Santa Rita Soapstone Counters and Backsplash, M Teixiera Soapstone; Faucet (window side), Kohler; Sink (window side), Kraus; Stove and Dishwasher, Viking; Refrigerator, GE Monogram; Modern Painting (by stairs), Petra Nimtz; Pink stool, Kim Markel.

Still, though, Damour was left with one too many door parts. But they came in handy: “When Fred built this kitchen, the plumbing for the island turned out to be off-center from the stove, which drives me insane,” she says with a laugh. “What I wound up doing is using the extra doors as paneling around the range hood so it draws your eye away from the island sink.” Psst: The large piece directly above the hood is actually a panel designed to go on the side of a dishwasher. 

Out in the Open

As a former chef (Damour used to run her own catering company), she also knew that having some element of open storage would be key. “Having your cooking utensils and implements out is efficient; you don’t have to waste time looking for them,” she explains. For hard-to-store, frequently used cutting boards and baking sheets, the designer squeezed two boxes on the far-left wall, one beneath the countertop and the other next to the upper cabinet.

Island Paint, Secret by Benjamin Moore; Walnut Countertop, M&E Manufacturing; Faucet, Etsy; Sink, Amazon; Stools, CB2; Sconces, Hudson Valley Lighting.

Damour’s Dutch ovens, pitches, and other bulkier cookware and serving tools also live in plain sight on the custom island. The structure was brought to life by her colleague Mel Jones Jr., who fabricated the piece in just three days. “It’s also where we perch and have a quick bite at the end of the day,” says Damour of her decision to incorporate seating. 
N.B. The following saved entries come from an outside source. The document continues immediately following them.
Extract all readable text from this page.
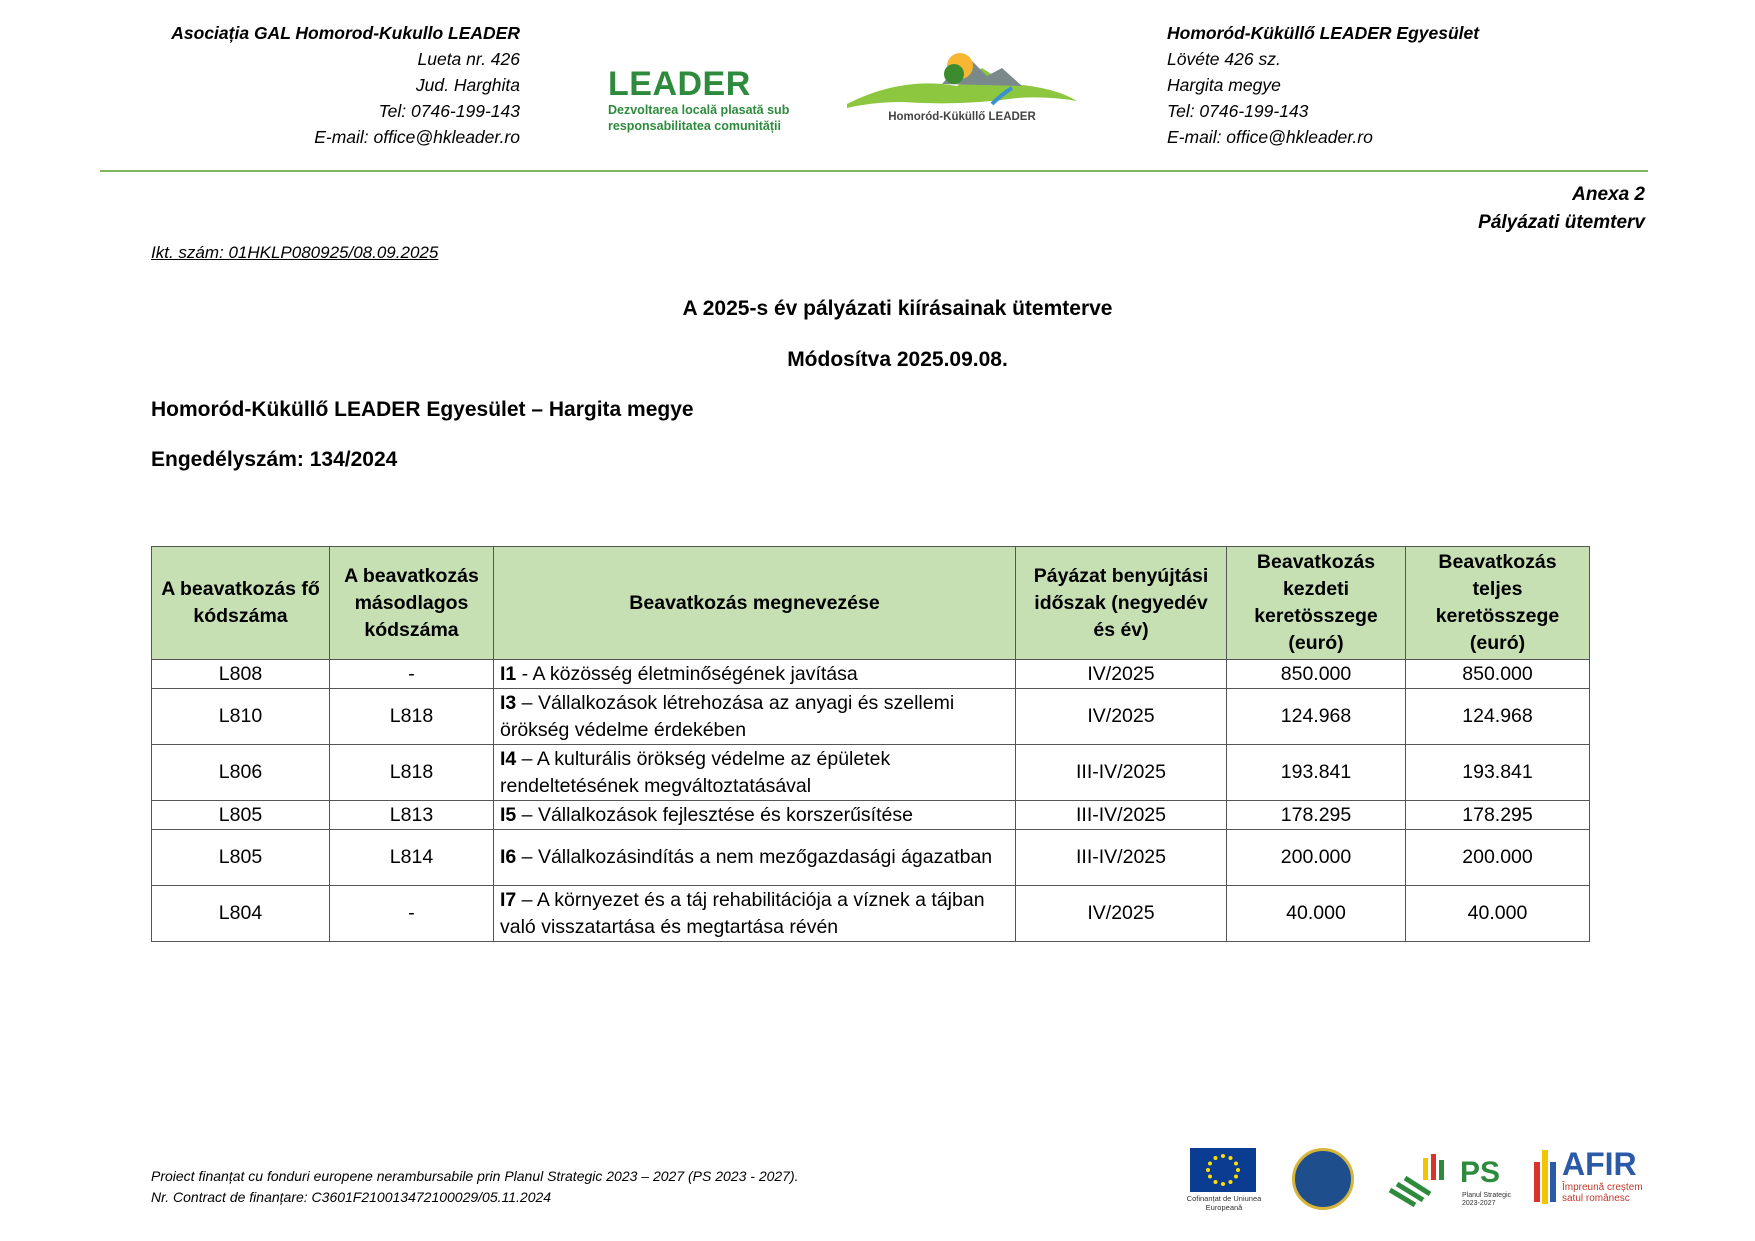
Asociația GAL Homorod-Kukullo LEADER
Lueta nr. 426
Jud. Harghita
Tel: 0746-199-143
E-mail: office@hkleader.ro
LEADER
Dezvoltarea locală plasată sub
responsabilitatea comunității
Homoród-Küküllő LEADER
Homoród-Küküllő LEADER Egyesület
Lövéte 426 sz.
Hargita megye
Tel: 0746-199-143
E-mail: office@hkleader.ro
Anexa 2
Pályázati ütemterv
Ikt. szám: 01HKLP080925/08.09.2025
A 2025-s év pályázati kiírásainak ütemterve
Módosítva 2025.09.08.
Homoród-Küküllő LEADER Egyesület – Hargita megye
Engedélyszám: 134/2024
A beavatkozás fő kódszáma	A beavatkozás másodlagos kódszáma	Beavatkozás megnevezése	Páyázat benyújtási időszak (negyedév és év)	Beavatkozás kezdeti keretösszege (euró)	Beavatkozás teljes keretösszege (euró)
L808	-	I1 - A közösség életminőségének javítása	IV/2025	850.000	850.000
L810	L818	I3 – Vállalkozások létrehozása az anyagi és szellemi örökség védelme érdekében	IV/2025	124.968	124.968
L806	L818	I4 – A kulturális örökség védelme az épületek rendeltetésének megváltoztatásával	III-IV/2025	193.841	193.841
L805	L813	I5 – Vállalkozások fejlesztése és korszerűsítése	III-IV/2025	178.295	178.295
L805	L814	I6 – Vállalkozásindítás a nem mezőgazdasági ágazatban	III-IV/2025	200.000	200.000
L804	-	I7 – A környezet és a táj rehabilitációja a víznek a tájban való visszatartása és megtartása révén	IV/2025	40.000	40.000
Proiect finanțat cu fonduri europene nerambursabile prin Planul Strategic 2023 – 2027 (PS 2023 - 2027).
Nr. Contract de finanțare: C3601F210013472100029/05.11.2024	Cofinanțat de Uniunea Europeană
PS
Planul Strategic
2023-2027
AFIR
Împreună creștem
satul românesc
A Window (Er, Door) of Opportunity

To maximize the view of the garden outside, Drake came up with the idea to turn a 4-by-7-foot sliding glass door on its side. The stationary panel was exponentially cheaper than having a large window custom-designed and shipped (he picked this one up at Door Jamb in Shokan, New York). “He hates to waste anything,” says Damour. “The more you use stuff, the more creative you get.”

Hey, Cool Flooring

Damour convinced Drake to embrace the concrete subflooring (he initially poured it with the intention of laying wood boards or stone tile over the top of it). “I told him that we were never going to get this house done if he kept going backward—this flooring is beautiful. It looks done, everybody thinks it’s done,” she says. Sticking with the cooling material was as much a win for their wallets as it was the timeline. 

A Pantry With a View

When Damour designed a room for the annual Kingston Design Showhouse earlier this year, she wrapped the walls in a dreamy hand-painted wallpaper from Flavor Paper that’s meant to transport guests somewhere far away. Fortunately, she had a large panel left over from the project, which now lives in her own pantry. (The great thing about the treatment is that it is easy to wipe down with a sponge and some water if any food gets on it.) “Through the kitchen sink window, you can see the pink and purple butterfly bushes in the summer, so you get that same imagery reflected back at you in here,” she says. Everything comes full circle.